The development of new, wearable technology may be a reprieve for the thousands of breast cancer sufferers who, due to side effects, cannot take the potentially life-saving drug Tamoxifen. A new study, undertaken by Central Saint Martins student Sarah da Costa, suggests that wearing clothing impregnated with the drug may be a viable alternative to taking the drug orally.
Tamoxifen, which has been roundly hailed as a miracle cure, is a hormone treatment that effectively binds itself to cancer cells and prevents further tumour growth. It also leads to a host of unwelcome side effects ranging from menopause-like symptoms such as hot flushes and the cessation of periods to an advanced risk of endometrial cancer. Like it or not, breasts have become a sign of an essential part of womanhood. We obsess over size and shape, we pop them on a shelf and we strap them fast to our ribs when a trip to the gym is involved. The irony of a life (and breast) saving drug that also mimics the menopause is that it may make a women feel like less of one while essentially saving her.
What if, instead of taking the drug, you could just wear it? Da Costa has been heavily involved in research of biopolymers, naturally occurring molecules that could easily facilitate absorption of medication through the skin. She hopes that, through technological development of these biopolymers, that Tamoxifen could be embedded in a bra and administered on a constant low-dose basis, which would attack tumours at source and lessen the unwanted side-effects.
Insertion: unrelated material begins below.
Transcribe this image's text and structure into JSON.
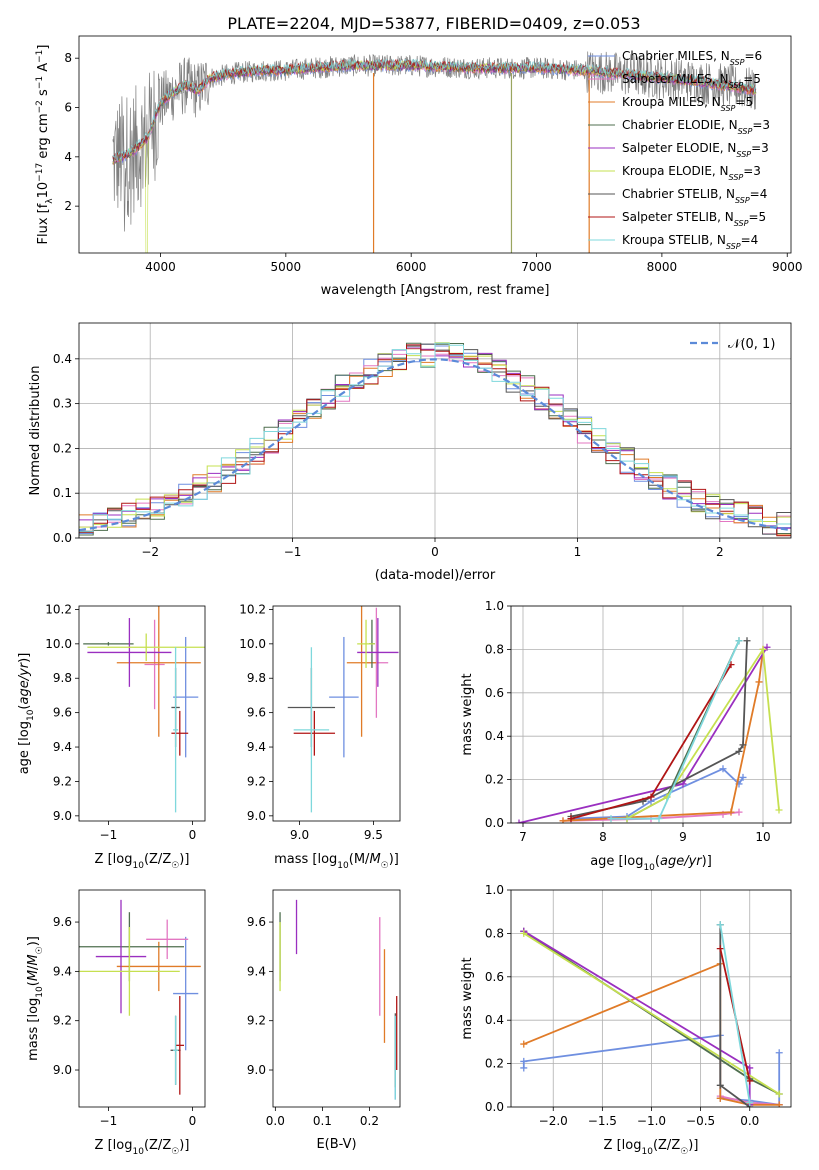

Da Costa’s prototype of the Tamoxifen bra insert looks a little like the prosaic ‘chicken fillet’, a rubbery, clear gel pad that sits inside the bra cup. However, the unintended cosmetic effects are incidental – the drug inserts are slim, flexible and virtually unnoticeable when worn.
Whether the technology can be practically applied is a totally different matter. It’s not yet know how effective this could be, if at all. Still, it’s nice to dream of a better world. A world where you can wear your medicine, where being gravely ill doesn’t automatically mean death.
Fashion trades so much on physical beauty, which, as a short, slightly dumpy woman, can get me down. We need to trade in our definition of beauty for a new one. Just to be alive is to be beautiful. To feel the heartbeat of a loved one when you hug them, to feel the cold on a winter evening and know it’s not just the temperature, but the blood coursing through our veins; it is a beautiful miracle.
Clothing doesn’t have to just make you conventionally beautiful. When (and I truly hope that day does come) garments helps the sick to stay alive, fashion will be truly beautiful.